Thank you for being honest. Perhaps you can convince Statler Waldorf of this.
[Image: 10314461_875206779161622_3907189760171701548_n.jpg]
Reply
RE: The Bible is the claim, not the evidence
What is the difference between faith and gullibility?

Why would you believe something in the total absence of evidence?
Reply
RE: The Bible is the claim, not the evidence
(December 29, 2013 at 12:57 am)là bạn điên Wrote: What is the difference between faith and gullibility?

Why would you believe something in the total absence of evidence?

Because the church has been in the business of manipulating people since its inception. They are very good at brainwashing
To-morrow, and to-morrow, and to-morrow,
Creeps in this petty pace from day to day,
To the last syllable of recorded time;
And all our yesterdays have lighted fools
The way to dusty death. Out, out, brief candle!
Life's but a walking shadow, a poor player,
That struts and frets his hour upon the stage,
And then is heard no more. It is a tale
Told by an idiot, full of sound and fury,
Signifying nothing.
Reply
RE: The Bible is the claim, not the evidence
(December 29, 2013 at 12:57 am)là bạn điên Wrote: What is the difference between faith and gullibility?
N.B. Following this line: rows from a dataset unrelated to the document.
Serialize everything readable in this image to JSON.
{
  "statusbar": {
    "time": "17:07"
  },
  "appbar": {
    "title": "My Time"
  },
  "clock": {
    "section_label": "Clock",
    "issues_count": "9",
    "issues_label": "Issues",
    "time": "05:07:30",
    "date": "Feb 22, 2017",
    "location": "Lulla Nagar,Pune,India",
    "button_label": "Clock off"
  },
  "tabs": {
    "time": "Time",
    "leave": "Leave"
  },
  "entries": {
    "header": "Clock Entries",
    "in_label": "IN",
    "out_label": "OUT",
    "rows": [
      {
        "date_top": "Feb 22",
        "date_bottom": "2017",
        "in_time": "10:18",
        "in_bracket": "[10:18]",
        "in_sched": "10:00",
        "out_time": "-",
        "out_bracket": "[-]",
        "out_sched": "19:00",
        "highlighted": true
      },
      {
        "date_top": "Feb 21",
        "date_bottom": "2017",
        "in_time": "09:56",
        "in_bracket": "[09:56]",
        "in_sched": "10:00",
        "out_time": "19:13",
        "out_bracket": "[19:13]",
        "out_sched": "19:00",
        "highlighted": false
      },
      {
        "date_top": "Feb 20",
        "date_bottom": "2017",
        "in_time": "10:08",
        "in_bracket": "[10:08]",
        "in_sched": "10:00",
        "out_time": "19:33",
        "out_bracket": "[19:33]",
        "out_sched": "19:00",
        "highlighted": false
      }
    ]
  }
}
Why would you believe something in the total absence of evidence?

Children believe their parents in all things as they grow up; after all, our brains are wired that way for survival purposes. With the exception of Santa Claus and the Tooth Fairy, the kid grows up with accepting these notions and afterwards passes them on to his or her children.
[Image: 10314461_875206779161622_3907189760171701548_n.jpg]
Reply
RE: The Bible is the claim, not the evidence
(December 29, 2013 at 2:52 am)BadWriterSparty Wrote:
(December 29, 2013 at 12:57 am)là bạn điên Wrote: What is the difference between faith and gullibility?

Why would you believe something in the total absence of evidence?

Children believe their parents in all things as they grow up; after all, our brains are wired that way for survival purposes. With the exception of Santa Claus and the Tooth Fairy, the kid grows up with accepting these notions and afterwards passes them on to his or her children.

So what made us (or our parents or parents parents) reject these notions?